3 Ways The Covid-19 Crisis Has Opened Minds Toward Technology – Forbes
Sometimes, it takes adverse events — such as war — to accelerate innovation. Pandemics also may play the role of innovation accelerator — the vast majority of 100 technology experts responding to a survey by the Atlantic Council believe that the responses to the coronavirus pandemic will accelerate innovation significantly in the future of work, data and AI, trust and supply chains, and health and medicine.
The experts also anticipate that the most impactful innovations in the next two-to-five years would come from developments related to data and AI as well as to health technologies. They expect innovation in the future of work and in supply chains, too, but are slightly less optimistic.
“As the virus imposes heavy demands on healthcare systems, strains international supply chains, and changes the way we work, it will spur innovation in those areas,” the report’s authors state. “Likewise, as cloud infrastructure is forced to cope with increased traffic and public health professionals strive to harness massive datasets to fight the pandemic, developments in the fields of data and AI will accelerate. With changing priorities, innovation in space is likely to stagnate or at least remain unchanged.”
It’s always difficult to determine the long-term impact of an event. But the following developments are unfolding in real-time, which are reshaping our trajectory with information technology:
The stigma over working from home has dissolved. Technology has made working from home — or any remoter locations — a no-brainer for years. But companies have always been hesitant to trust off-premises workers. For example, software development work, which lends itself quite easily to remote work, was still mainly conducted on-premises in normal times. Survey data from Stack Overflow finds that out of almost 89,000 developers participating in its most recent survey, 45% worked remotely at least part of the time — a sizeable segment, but not a majority.

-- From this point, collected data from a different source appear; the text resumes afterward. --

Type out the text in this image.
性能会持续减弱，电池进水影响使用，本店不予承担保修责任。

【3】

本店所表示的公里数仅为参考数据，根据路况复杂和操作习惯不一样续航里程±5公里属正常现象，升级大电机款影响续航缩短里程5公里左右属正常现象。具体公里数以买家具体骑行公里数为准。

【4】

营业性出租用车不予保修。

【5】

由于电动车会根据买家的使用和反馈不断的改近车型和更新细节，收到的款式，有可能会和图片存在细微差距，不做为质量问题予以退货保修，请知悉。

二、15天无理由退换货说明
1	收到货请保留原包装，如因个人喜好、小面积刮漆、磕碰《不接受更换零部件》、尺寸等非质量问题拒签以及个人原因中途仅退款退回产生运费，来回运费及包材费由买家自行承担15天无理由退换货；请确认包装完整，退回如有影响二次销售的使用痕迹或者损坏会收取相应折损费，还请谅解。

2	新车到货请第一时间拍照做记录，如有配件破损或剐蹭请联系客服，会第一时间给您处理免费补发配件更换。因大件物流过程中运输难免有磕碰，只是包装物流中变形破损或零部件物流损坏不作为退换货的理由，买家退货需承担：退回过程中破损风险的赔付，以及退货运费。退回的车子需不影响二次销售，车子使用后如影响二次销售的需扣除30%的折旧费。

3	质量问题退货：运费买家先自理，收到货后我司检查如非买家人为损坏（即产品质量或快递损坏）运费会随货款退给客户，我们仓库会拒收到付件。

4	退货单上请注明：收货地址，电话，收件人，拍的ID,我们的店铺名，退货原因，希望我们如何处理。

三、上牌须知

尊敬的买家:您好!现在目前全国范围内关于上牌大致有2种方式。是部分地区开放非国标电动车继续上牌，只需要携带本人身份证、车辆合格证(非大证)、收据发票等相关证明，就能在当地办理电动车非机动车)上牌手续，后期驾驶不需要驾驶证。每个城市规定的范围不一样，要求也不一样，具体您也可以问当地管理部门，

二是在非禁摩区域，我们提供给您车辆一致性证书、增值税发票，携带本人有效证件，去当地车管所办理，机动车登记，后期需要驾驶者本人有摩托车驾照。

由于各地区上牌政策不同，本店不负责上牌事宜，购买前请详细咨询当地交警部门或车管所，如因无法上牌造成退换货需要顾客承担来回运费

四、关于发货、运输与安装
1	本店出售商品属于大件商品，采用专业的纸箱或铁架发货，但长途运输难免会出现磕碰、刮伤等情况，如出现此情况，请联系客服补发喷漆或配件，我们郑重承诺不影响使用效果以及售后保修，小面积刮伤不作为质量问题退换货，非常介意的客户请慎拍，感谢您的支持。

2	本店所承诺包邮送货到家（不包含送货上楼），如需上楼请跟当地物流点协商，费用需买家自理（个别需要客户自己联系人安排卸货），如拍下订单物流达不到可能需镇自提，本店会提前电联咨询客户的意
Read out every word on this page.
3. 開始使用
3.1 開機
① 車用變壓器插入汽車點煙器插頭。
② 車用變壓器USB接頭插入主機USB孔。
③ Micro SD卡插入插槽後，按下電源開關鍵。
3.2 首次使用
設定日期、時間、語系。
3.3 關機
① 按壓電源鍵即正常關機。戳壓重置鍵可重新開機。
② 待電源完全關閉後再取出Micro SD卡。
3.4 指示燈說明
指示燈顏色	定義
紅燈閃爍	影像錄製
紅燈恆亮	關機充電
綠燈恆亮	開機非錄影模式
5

Supply chains aren’t as flexible as thought. In this digital age, we assumed we reached a point in which we assumed our supply chains were as flexible and nimble as a yoga instructor. But the recent great toilet paper shortage is an illustration of how supply chains are, to some extent, hardwired to preset business realities. As Will Oremus observes in a post on Medium, at least half of bathroom supply chains are aligned and programmed to serve commercial customers. When everyone was sent home to work, the toilet paper supply chain wasn’t ready to follow them. “The industry can’t just flip a switch,” Oremus writes. “Shifting to retail channels would require new relationships and contracts between suppliers, distributors, and stores; different formats for packaging and shipping; new trucking routes — all for a bulky product with lean profit margins. If toilet paper manufacturers spend a bunch of money now to refocus on the retail channel, they’ll face the same problem in reverse once people head back to work again.”
Artificial intelligence is a force of good. AI is finally being employed where it can gain high visibility — and may plaudits, versus the nonstop thrashing it has been taking over privacy and bias concerns. Here are just a few examples of AI being pressed into service at a moment’s notice:
- Mount Sinai Health System in New York City has partnered with Sana Labs to launch Project Florence, an AI-based personalized learning platform to enhance the skills of nurses treating COVID-19 patients. The platform is also being made available for free to hospitals around the world to improve medical response and care during the pandemic. After users complete an AI-powered adaptive assessment that measures their knowledge, the platform recommends personalized content in real time to address individual skills gaps.
- Qure.ai, a healthcare AI startup created by Fractal, has developed additional capabilities for its AI-based chest X-ray automation and interpretation solution that could help reduce COVID-19 induced burden on healthcare infrastructure.
- On the corporate scene, KPMG is applying AI approaches to rapidly analyze contractual obligations and termination clauses, as industries face supply chain delays, cancelled events and other roadblocks. Perhaps it can assist with the toilet paper issues mentioned above. KPMG also reports developing AI-based tools to supplementing employee and customer call centers to analyze and triage issues and questions. This includes deploying voice and text chatbots to field the high volume of inquiries from internal and external stakeholders. AI is also serving to boost financial forecasting, by leveraging curated external data sets and advanced analytical techniques to measuring and forecast the impact of COVID-19 on businesses.
The three areas described above — telework, supply chains and AI — are just part of the changing picture for technology. Covid-19 may be a tough challenge, but today’s technology is being employed in new and unforeseen ways to overcome this wily opponent.